|The curved spine of a book after rounding and backing|
|A backing hammer|
The first part of rounding and backing takes place in how you sew your signatures. Usually, signatures are sewn together as tightly as possible, with thread held taught in order to create a strong text block with no strange gaps between pages. If you plan on rounding and backing a book, however, the outermost signatures can be sewn more loosely than the center ones in order to help the book to curve. To aid this, bookbinders may place a piece of scrap board between the signatures (usually the first and last 2) when sewing them, leaving the necessary gap.
|"Backing" a book|
|A rounded and backed book|
Once the text block is placed snugly in the backing boards (so that nothing will wiggle out), the backing hammer is struck across the block, one side at a time, along the desired angle. Using the correct amount of force at the right angle is the most important part of backing a book (and a skill that takes a lot of practice!).

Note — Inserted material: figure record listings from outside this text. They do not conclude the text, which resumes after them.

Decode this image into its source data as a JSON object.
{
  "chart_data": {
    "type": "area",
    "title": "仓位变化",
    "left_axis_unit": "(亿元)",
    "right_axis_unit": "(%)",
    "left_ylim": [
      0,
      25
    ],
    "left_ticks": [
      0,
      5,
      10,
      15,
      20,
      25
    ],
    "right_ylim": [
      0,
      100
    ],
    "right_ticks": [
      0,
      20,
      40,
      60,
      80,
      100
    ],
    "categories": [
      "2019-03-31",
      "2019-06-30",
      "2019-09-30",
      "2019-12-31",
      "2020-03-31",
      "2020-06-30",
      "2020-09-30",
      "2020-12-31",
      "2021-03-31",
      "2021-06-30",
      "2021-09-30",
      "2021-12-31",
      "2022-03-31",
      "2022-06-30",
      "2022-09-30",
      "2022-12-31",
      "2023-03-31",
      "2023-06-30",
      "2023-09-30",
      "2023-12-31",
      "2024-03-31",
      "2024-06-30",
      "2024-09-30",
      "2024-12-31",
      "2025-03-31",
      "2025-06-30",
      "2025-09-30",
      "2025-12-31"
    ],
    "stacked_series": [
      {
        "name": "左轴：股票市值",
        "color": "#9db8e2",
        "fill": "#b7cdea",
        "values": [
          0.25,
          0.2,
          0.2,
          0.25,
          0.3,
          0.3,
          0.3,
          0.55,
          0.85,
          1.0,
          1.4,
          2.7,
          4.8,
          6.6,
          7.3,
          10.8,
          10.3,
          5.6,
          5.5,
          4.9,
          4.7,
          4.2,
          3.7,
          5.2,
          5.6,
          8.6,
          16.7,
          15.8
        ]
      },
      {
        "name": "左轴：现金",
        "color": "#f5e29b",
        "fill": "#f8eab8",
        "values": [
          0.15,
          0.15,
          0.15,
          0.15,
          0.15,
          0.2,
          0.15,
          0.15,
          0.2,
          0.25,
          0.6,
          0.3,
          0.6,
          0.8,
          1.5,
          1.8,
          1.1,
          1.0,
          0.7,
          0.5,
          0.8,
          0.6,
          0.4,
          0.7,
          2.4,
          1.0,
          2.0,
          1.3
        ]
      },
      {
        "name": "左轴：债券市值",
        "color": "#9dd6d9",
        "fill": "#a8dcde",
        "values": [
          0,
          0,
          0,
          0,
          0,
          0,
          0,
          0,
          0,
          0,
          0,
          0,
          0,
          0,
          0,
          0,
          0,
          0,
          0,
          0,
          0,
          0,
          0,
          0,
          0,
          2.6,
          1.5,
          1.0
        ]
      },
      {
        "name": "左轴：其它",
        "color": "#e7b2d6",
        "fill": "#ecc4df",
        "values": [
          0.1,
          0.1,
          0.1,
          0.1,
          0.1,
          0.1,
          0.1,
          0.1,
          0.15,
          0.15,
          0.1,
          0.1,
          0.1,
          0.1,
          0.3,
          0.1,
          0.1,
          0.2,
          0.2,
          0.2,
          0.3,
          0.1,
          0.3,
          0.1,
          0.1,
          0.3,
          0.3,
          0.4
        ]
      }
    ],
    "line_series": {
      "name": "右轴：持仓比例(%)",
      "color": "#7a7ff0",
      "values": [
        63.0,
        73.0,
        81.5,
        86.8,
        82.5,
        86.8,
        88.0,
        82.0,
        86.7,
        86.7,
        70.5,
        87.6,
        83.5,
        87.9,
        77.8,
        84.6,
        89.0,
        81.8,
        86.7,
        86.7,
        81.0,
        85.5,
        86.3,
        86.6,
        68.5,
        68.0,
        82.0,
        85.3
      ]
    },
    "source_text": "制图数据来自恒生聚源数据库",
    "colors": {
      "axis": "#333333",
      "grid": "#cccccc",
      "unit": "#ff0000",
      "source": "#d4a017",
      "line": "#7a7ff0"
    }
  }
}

Hitting the block on too steep of an angle will appear more like a triangle than a curve, and hitting the pages directly does nothing more than smash your signatures together. However, once you train yourself to back properly, the process is relatively easy and fun. Plus, it gives a very special, even classic, feel to the book you finish making.
Not many mass-produced books are rounded and backed anymore, though you can definitely find some of your shelves. They're particularly beautiful and for those even mildly interested in bookbinding, it's something you should definitely try your hands on at least once! You'll be pleasantly surprised with the results—I know I was!